Table 17.2 Categories identified by ASCO/AMP/CAP guidelines and their levels of evidence useful for clinical report of variants

ASCO/AMP/CAP guidelines recommend to report methodology details in the report, such as limit of detection and minimal coverage. Moreover, sequenced genomic regions (e.g., full gene or codon position) have to be clearly specified at the end of the clinical report.

More specific recommendations regarding bioinformatic analyses should be drafted, and, to date, many tools are available and under development. Thus, it would require more time to gain a consensus on bioinformatic algorithms.

7 Reproducibility in Bioinformatics

Given the acquired importance of bioinformatics in the last years, issues related to reproducibility regard also the analysis steps. The presence of several algorithms, each of them with different versions, to perform each part of a bioinformatic pipeline, changes in the library used to compile and install packages are responsible for such an issue. Moreover, it has been observed that only 10 papers out of 50 selected reported BWA parameters used to perform alignment, and only 11% of studies made available source code and data of simulated datasets.

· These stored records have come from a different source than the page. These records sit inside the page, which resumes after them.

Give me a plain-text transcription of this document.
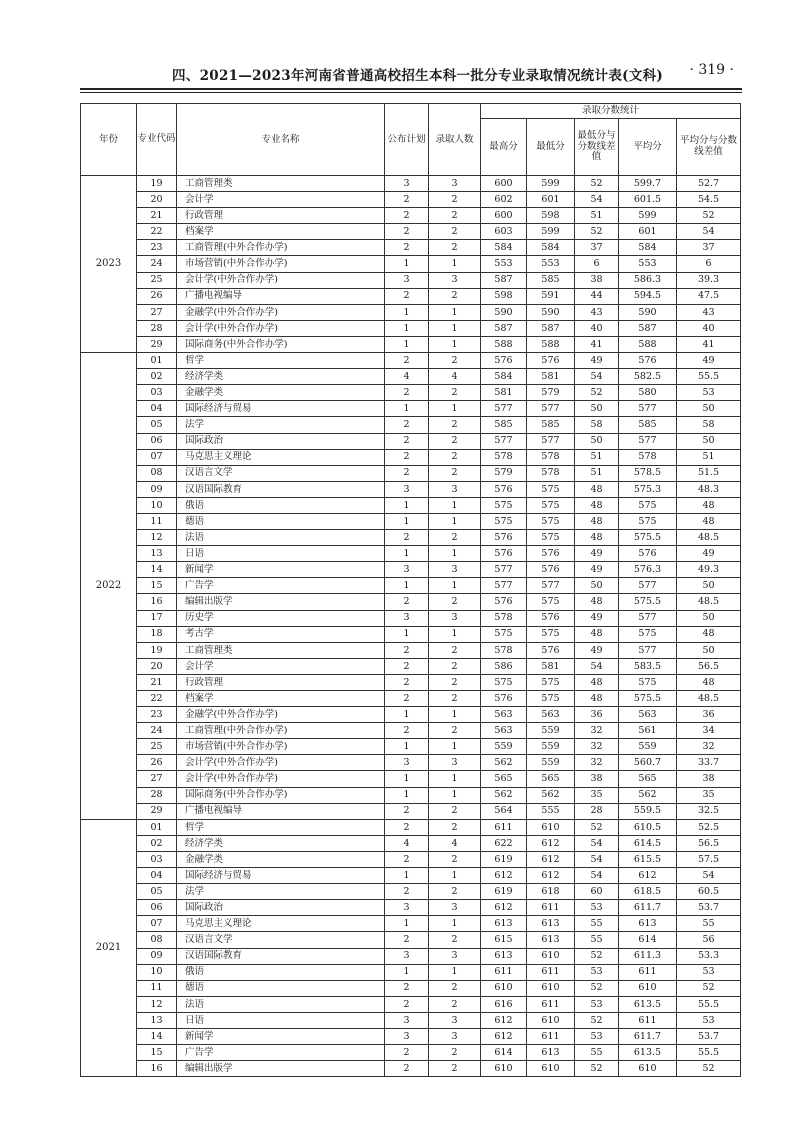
四、2021—2023年河南省普通高校招生本科一批分专业录取情况统计表(文科) · 319 ·
年份	专业代码	专业名称	公布计划	录取人数	录取分数统计				
					最高分	最低分	最低分与分数线差值	平均分	平均分与分数线差值

2023	19	工商管理类	3	3	600	599	52	599.7	52.7
	20	会计学	2	2	602	601	54	601.5	54.5
	21	行政管理	2	2	600	598	51	599	52
	22	档案学	2	2	603	599	52	601	54
	23	工商管理(中外合作办学)	2	2	584	584	37	584	37
	24	市场营销(中外合作办学)	1	1	553	553	6	553	6
	25	会计学(中外合作办学)	3	3	587	585	38	586.3	39.3
	26	广播电视编导	2	2	598	591	44	594.5	47.5
	27	金融学(中外合作办学)	1	1	590	590	43	590	43
	28	会计学(中外合作办学)	1	1	587	587	40	587	40
	29	国际商务(中外合作办学)	1	1	588	588	41	588	41
2022	01	哲学	2	2	576	576	49	576	49
	02	经济学类	4	4	584	581	54	582.5	55.5
	03	金融学类	2	2	581	579	52	580	53
	04	国际经济与贸易	1	1	577	577	50	577	50
	05	法学	2	2	585	585	58	585	58
	06	国际政治	2	2	577	577	50	577	50
	07	马克思主义理论	2	2	578	578	51	578	51
	08	汉语言文学	2	2	579	578	51	578.5	51.5
	09	汉语国际教育	3	3	576	575	48	575.3	48.3
	10	俄语	1	1	575	575	48	575	48
	11	德语	1	1	575	575	48	575	48
	12	法语	2	2	576	575	48	575.5	48.5
	13	日语	1	1	576	576	49	576	49
	14	新闻学	3	3	577	576	49	576.3	49.3
	15	广告学	1	1	577	577	50	577	50
	16	编辑出版学	2	2	576	575	48	575.5	48.5
	17	历史学	3	3	578	576	49	577	50
	18	考古学	1	1	575	575	48	575	48
	19	工商管理类	2	2	578	576	49	577	50
	20	会计学	2	2	586	581	54	583.5	56.5
	21	行政管理	2	2	575	575	48	575	48
	22	档案学	2	2	576	575	48	575.5	48.5
	23	金融学(中外合作办学)	1	1	563	563	36	563	36
	24	工商管理(中外合作办学)	2	2	563	559	32	561	34
	25	市场营销(中外合作办学)	1	1	559	559	32	559	32
	26	会计学(中外合作办学)	3	3	562	559	32	560.7	33.7
	27	会计学(中外合作办学)	1	1	565	565	38	565	38
	28	国际商务(中外合作办学)	1	1	562	562	35	562	35
	29	广播电视编导	2	2	564	555	28	559.5	32.5
2021	01	哲学	2	2	611	610	52	610.5	52.5
	02	经济学类	4	4	622	612	54	614.5	56.5
	03	金融学类	2	2	619	612	54	615.5	57.5
	04	国际经济与贸易	1	1	612	612	54	612	54
	05	法学	2	2	619	618	60	618.5	60.5
	06	国际政治	3	3	612	611	53	611.7	53.7
	07	马克思主义理论	1	1	613	613	55	613	55
	08	汉语言文学	2	2	615	613	55	614	56
	09	汉语国际教育	3	3	613	610	52	611.3	53.3
	10	俄语	1	1	611	611	53	611	53
	11	德语	2	2	610	610	52	610	52
	12	法语	2	2	616	611	53	613.5	55.5
	13	日语	3	3	612	610	52	611	53
	14	新闻学	3	3	612	611	53	611.7	53.7
	15	广告学	2	2	614	613	55	613.5	55.5
	16	编辑出版学	2	2	610	610	52	610	52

Sandve [18] proposed ten rules for good practice in bioinformatic analyses (◘ Table 17.3). Many solutions are available to deal with reproducibility. For instance, Galaxy (► https://galaxyproject.org/) are cloud solutions that do not completely fulfill the suggested rules because pipelines are not customizable and privacy and ethical issues exist. To date the most promising approach is the container technology that is the virtualization, the so-called image of a bioinformatic pipeline. Softwares and dependencies are packed together avoiding problems related to versions and upgrading of operating system. To date, Docker (► http://www.docker.com) is considered the best environment to fit the rules of good practice. However, the use of such environment requires programming skills to be able to customize bioinformatic workflows. To make it easier, recently the Reproducible Bioinformatics Project (► http://reproducible-bioinformatics.org) has been proposed not only for the distribution of docker images but also for the implementation of a framework to build up pipelines fulfilling the ten rules.

Table 17.3 List of the ten rules suggested by Sandve et al. [18] for good practice in bioinformatic analyses

Thus, many efforts to make reproducible bioinformatics are being made, and, at the very first instance, bioinformaticians have to be clear in the description of the workflow to allow other scientist to reproduce their results.

8 Conclusions

NGS approaches posed a step forward into the deep knowledge of the human genome. The assessment of the presence of specific alterations is widely applied in the oncological clinical settings. The use of multigenic panel is both time- and cost-effective. Thus, the field of clinical bioinformatics is going to have a widespread diffusion. Data analysis is now considered the dry phase of an experimental protocol because of the importance to correctly tune parameters linked to sequencing data. A pipeline could be considered as validated not only when is the best “combination” when compared to “ground truth” but also when it is reproducible. In conclusion, there is an urgency to draw shared and unique good practices to grant “true” and reproducible results.

Key Points

  • The knowledge of the intrinsic bias of the used NGS platform is the first step to perform a correct data analysis.

  • Quality check of data, alignment, variant calling and variant annotation are the key steps of a variant calling pipeline.

  • Pipeline has to be validated through “ground truth,” which could be a simulated dataset or samples with known mutational status.

  • Variant interpretation is the last step involving the use of specific databases and specific rules for clinical reporting.

  • Reproducibility is an important issue in bioinformatics and there is an effort to grant it.